At February 28, 2017, the Company had an unsecured revolving credit facility (the "Credit Facility") with maximum borrowings of $1.8 billion. The maturity for $1.3 billion of the Credit Facility is in June 2020, with the remaining $160 million maturing in June 2018. As of February 28, 2017, the Credit Facility included a $298 million accordion feature, subject to additional commitments, with certain financial institutions. The proceeds available under the Credit Facility, which are subject to specified conditions for borrowing, may be used for working capital and general corporate purposes. The credit agreement also provides that up to $500 million in commitments may be used for letters of credit. Under the Credit Facility agreement, the Company is required to maintain a minimum consolidated tangible net worth, a maximum leverage ratio and either a liquidity or an interest coverage ratio. These ratios are calculated per the Credit Facility agreement, which involves adjustments to GAAP financial measures. The Company believes it was in compliance with its debt covenants at February 28, 2017. In addition, the Company had $320 million letter of credit facilities with different financial institutions.
The Company’s performance letters of credit outstanding were $290.6 million and $270.8 million, respectively, at February 28, 2017 and November 30, 2016. The Company’s financial letters of credit outstanding were $141.1 million and $210.3 million, at February 28, 2017 and November 30, 2016, respectively. Performance letters of credit are generally posted with regulatory bodies to guarantee the Company’s performance of certain development and construction activities. Financial letters of credit are generally posted in lieu of cash deposits on option contracts, for insurance risks, credit enhancements and as other collateral. Additionally, at February 28, 2017, the Company had outstanding surety bonds of $1.4 billion including performance surety bonds related to site improvements at various projects (including certain projects in the Company’s joint ventures) and financial surety bonds including $223.4 million related to pending litigation. Although significant development and construction activities have been completed related to these site improvements, these bonds are generally not released until all development and construction activities are completed. As of February 28, 2017, there were approximately $530.3 million, or 45%, of anticipated future costs to complete related to these site improvements. The Company does not presently anticipate any draws upon these bonds or letters of credit, but if any such draws occur, the Company does not believe they would have a material effect on its financial position, results of operations or cash flows.

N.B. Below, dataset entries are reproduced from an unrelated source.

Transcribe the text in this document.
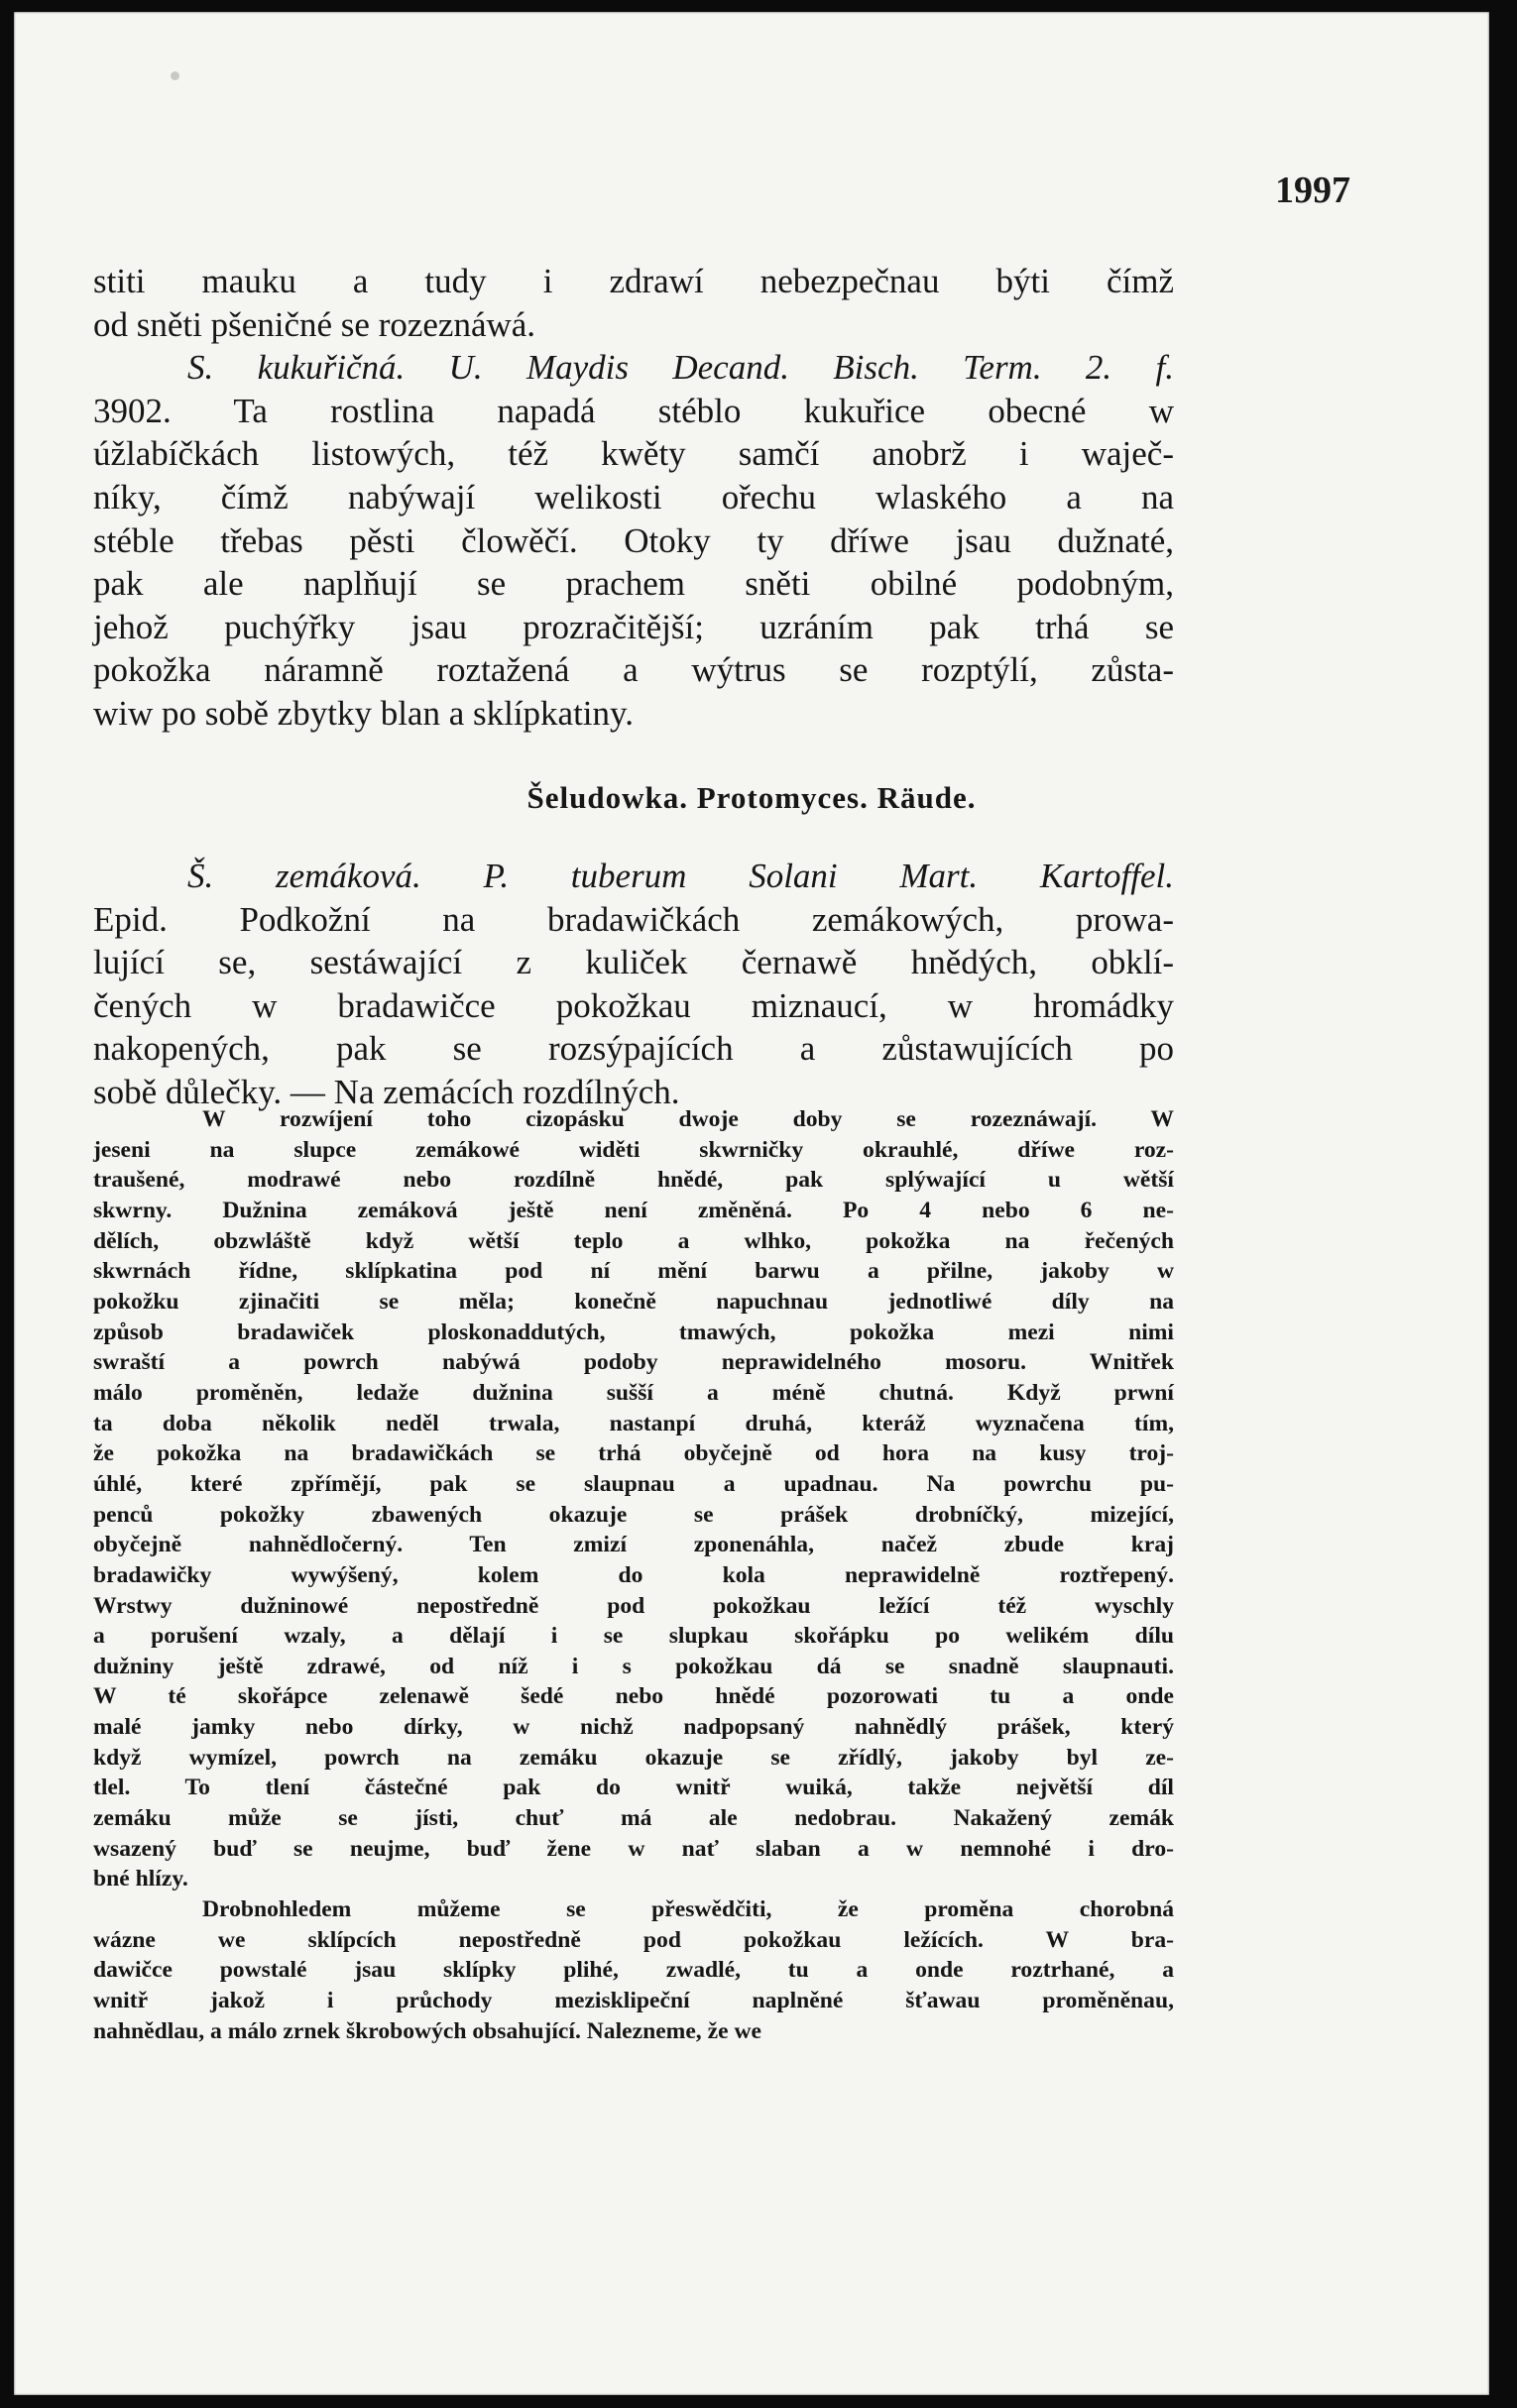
1997
stiti mauku a tudy i zdrawí nebezpečnau býti čímž
od sněti pšeničné se rozeznáwá.
S. kukuřičná. U. Maydis Decand. Bisch. Term. 2. f.
3902. Ta rostlina napadá stéblo kukuřice obecné w
úžlabíčkách listowých, též kwěty samčí anobrž i waječ-
níky, čímž nabýwají welikosti ořechu wlaského a na
stéble třebas pěsti člowěčí. Otoky ty dříwe jsau dužnaté,
pak ale naplňují se prachem sněti obilné podobným,
jehož puchýřky jsau prozračitější; uzráním pak trhá se
pokožka náramně roztažená a wýtrus se rozptýlí, zůsta-
wiw po sobě zbytky blan a sklípkatiny.
Šeludowka. Protomyces. Räude.
Š. zemáková. P. tuberum Solani Mart. Kartoffel.
Epid. Podkožní na bradawičkách zemákowých, prowa-
lující se, sestáwající z kuliček černawě hnědých, obklí-
čených w bradawičce pokožkau miznaucí, w hromádky
nakopených, pak se rozsýpajících a zůstawujících po
sobě důlečky. — Na zemácích rozdílných.
W rozwíjení toho cizopásku dwoje doby se rozeznáwají. W
jeseni na slupce zemákowé widěti skwrničky okrauhlé, dříwe roz-
traušené, modrawé nebo rozdílně hnědé, pak splýwající u wětší
skwrny. Dužnina zemáková ještě není změněná. Po 4 nebo 6 ne-
dělích, obzwláště když wětší teplo a wlhko, pokožka na řečených
skwrnách řídne, sklípkatina pod ní mění barwu a přilne, jakoby w
pokožku zjinačiti se měla; konečně napuchnau jednotliwé díly na
způsob bradawiček ploskonaddutých, tmawých, pokožka mezi nimi
swraští a powrch nabýwá podoby neprawidelného mosoru. Wnitřek
málo proměněn, ledaže dužnina sušší a méně chutná. Když prwní
ta doba několik neděl trwala, nastanpí druhá, kteráž wyznačena tím,
že pokožka na bradawičkách se trhá obyčejně od hora na kusy troj-
úhlé, které zpřímějí, pak se slaupnau a upadnau. Na powrchu pu-
penců pokožky zbawených okazuje se prášek drobníčký, mizející,
obyčejně nahnědločerný. Ten zmizí zponenáhla, načež zbude kraj
bradawičky wywýšený, kolem do kola neprawidelně roztřepený.
Wrstwy dužninowé nepostředně pod pokožkau ležící též wyschly
a porušení wzaly, a dělají i se slupkau skořápku po welikém dílu
dužniny ještě zdrawé, od níž i s pokožkau dá se snadně slaupnauti.
W té skořápce zelenawě šedé nebo hnědé pozorowati tu a onde
malé jamky nebo dírky, w nichž nadpopsaný nahnědlý prášek, který
když wymízel, powrch na zemáku okazuje se zřídlý, jakoby byl ze-
tlel. To tlení částečné pak do wnitř wuiká, takže největší díl
zemáku může se jísti, chuť má ale nedobrau. Nakažený zemák
wsazený buď se neujme, buď žene w nať slaban a w nemnohé i dro-
bné hlízy.
Drobnohledem můžeme se přeswědčiti, že proměna chorobná
wázne we sklípcích nepostředně pod pokožkau ležících. W bra-
dawičce powstalé jsau sklípky plihé, zwadlé, tu a onde roztrhané, a
wnitř jakož i průchody mezisklipeční naplněné šťawau proměněnau,
nahnědlau, a málo zrnek škrobowých obsahující. Nalezneme, že we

In January 2017, the Company issued $600 million aggregate principal amount of 4.125% senior notes due 2022 (the "4.125% Senior Notes") at a price of 100%. Proceeds from the offering, after payment of expenses, were $595.2 million. The Company used the net proceeds from the sales of the 4.125% Senior Notes to fund a portion of the cash consideration for the Company's acquisition of WCI and to pay for costs and expenses related to this acquisition as well as for general corporate purposes. Interest on the 4.125% Senior Notes is due semi-annually beginning July 15, 2017. The 4.125% Senior Notes are unsecured and unsubordinated, but are guaranteed by substantially all of the Company's 100% owned homebuilding subsidiaries.

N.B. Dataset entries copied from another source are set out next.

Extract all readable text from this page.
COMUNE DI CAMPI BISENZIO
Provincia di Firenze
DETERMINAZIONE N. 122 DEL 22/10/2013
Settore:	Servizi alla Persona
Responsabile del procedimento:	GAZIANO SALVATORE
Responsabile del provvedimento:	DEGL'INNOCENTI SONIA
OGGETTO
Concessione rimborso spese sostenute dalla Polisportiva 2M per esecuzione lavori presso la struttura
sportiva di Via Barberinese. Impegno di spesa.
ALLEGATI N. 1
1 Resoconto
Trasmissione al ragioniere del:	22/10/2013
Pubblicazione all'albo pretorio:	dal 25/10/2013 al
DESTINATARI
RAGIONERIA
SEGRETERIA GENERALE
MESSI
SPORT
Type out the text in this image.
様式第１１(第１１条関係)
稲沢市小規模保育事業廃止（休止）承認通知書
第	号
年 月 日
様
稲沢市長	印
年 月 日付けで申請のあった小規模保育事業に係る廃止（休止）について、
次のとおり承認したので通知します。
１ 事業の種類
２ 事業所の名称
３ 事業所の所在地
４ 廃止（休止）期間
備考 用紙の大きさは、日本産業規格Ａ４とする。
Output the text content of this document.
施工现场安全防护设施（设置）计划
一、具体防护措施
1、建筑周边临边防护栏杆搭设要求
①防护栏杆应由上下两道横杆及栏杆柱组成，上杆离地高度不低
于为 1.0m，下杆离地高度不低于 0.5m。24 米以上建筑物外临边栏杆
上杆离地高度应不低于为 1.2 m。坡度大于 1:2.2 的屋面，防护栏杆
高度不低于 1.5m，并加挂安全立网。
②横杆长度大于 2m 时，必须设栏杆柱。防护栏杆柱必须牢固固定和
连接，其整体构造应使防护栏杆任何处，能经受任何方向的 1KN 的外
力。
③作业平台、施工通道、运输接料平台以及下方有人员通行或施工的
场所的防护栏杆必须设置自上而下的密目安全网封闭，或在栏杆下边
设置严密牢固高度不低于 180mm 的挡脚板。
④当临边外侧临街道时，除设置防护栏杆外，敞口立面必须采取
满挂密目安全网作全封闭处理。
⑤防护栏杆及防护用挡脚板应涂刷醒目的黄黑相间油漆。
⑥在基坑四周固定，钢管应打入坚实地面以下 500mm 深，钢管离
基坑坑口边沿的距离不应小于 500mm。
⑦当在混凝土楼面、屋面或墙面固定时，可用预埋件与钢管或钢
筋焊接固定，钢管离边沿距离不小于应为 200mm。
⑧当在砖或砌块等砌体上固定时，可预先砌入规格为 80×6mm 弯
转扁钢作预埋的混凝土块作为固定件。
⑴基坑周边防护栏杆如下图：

The Company's senior notes are guaranteed by substantially all of the Company's 100% owned homebuilding subsidiaries and some of the Company's other subsidiaries. Although the guarantees are full, unconditional and joint and several while they are in effect, (i) a subsidiary will cease to be a guarantor at any time when it is not directly or indirectly guaranteeing at least $75 million of debt of Lennar Corporation (the parent company), and (ii) a subsidiary will be released from its guarantee and any other obligations it may have regarding the senior notes if all or substantially all its assets, or all of its capital stock, are sold or otherwise disposed of.